Troisièmement, nous coordonnerons les efforts à l’échelle nationale, régionale et mondiale puisqu’aucune entité ne saurait à elle seule éradiquer la faim.

Quatrièmement, nous supporterons les institutions multilatérales qui possèdent les meilleures ressources et moyens d’actions.

Enfin, nous encouragerons l’engagement à long terme et la transparence, et nous investirons dans des méthodes de suivi et d’évaluation qui permettront au public de voir ce que nous avons fait.

Nos efforts de développement fondés sur l’agriculture renforceront nos engagements de base pour ce qui est de l’aide alimentaire d’urgence et de notre réponse face aux appels de drames et de catastrophes naturelles – comme cela se produit actuellement dans le Corne de l’Afrique, où la sécheresse, les mauvaises récoltes et la guerre civile ont provoqué une grave crise humanitaire.
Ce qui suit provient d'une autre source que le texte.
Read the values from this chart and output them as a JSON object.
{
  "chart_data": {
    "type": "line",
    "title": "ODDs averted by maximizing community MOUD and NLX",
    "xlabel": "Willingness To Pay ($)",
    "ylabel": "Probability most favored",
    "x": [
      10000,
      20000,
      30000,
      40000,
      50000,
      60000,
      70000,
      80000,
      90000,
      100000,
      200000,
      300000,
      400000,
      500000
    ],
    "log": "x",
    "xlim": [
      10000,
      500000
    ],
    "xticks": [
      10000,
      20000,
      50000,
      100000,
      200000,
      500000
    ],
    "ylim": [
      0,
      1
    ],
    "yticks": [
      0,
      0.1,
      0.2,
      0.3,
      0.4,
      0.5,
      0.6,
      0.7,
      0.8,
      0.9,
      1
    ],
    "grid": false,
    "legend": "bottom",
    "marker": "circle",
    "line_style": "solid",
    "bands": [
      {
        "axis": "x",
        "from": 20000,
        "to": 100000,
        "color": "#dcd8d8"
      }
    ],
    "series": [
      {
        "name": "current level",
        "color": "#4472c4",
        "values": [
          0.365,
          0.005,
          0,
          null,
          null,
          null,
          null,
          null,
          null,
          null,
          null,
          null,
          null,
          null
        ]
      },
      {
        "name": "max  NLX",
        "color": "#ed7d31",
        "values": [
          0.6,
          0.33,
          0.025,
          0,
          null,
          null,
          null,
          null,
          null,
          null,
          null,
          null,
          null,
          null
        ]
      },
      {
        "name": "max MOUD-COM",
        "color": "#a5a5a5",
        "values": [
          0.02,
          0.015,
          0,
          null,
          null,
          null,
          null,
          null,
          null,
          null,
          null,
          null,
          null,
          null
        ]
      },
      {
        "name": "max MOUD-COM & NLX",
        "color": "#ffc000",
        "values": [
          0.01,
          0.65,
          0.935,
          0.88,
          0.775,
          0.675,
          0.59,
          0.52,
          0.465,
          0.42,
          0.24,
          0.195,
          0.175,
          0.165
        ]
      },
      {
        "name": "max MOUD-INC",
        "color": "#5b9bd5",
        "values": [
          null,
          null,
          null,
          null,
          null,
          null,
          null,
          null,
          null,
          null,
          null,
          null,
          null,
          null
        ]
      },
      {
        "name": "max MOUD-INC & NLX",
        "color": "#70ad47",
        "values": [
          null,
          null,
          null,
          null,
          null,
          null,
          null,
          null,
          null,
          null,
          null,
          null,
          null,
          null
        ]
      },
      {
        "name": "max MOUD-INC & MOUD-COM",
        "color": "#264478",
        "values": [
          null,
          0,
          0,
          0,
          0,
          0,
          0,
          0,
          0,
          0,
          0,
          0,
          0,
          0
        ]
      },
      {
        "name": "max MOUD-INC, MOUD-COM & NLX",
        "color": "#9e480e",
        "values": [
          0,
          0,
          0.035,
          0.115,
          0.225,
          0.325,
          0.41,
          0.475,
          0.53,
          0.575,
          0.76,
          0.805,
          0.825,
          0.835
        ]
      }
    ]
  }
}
Revitaliser le secteur agricole mondial ne sera pas chose aisée. C’est en fait l’une des tâches les plus ambitieuses sur le plan de la diplomatie et du développement que notre pays n’ait jamais entreprise. Mais, elle peut s’accomplir. Elle en vaut la peine. Notre réussite sera le gage d’une prospérité et d’une paix accrues dans les années à venir.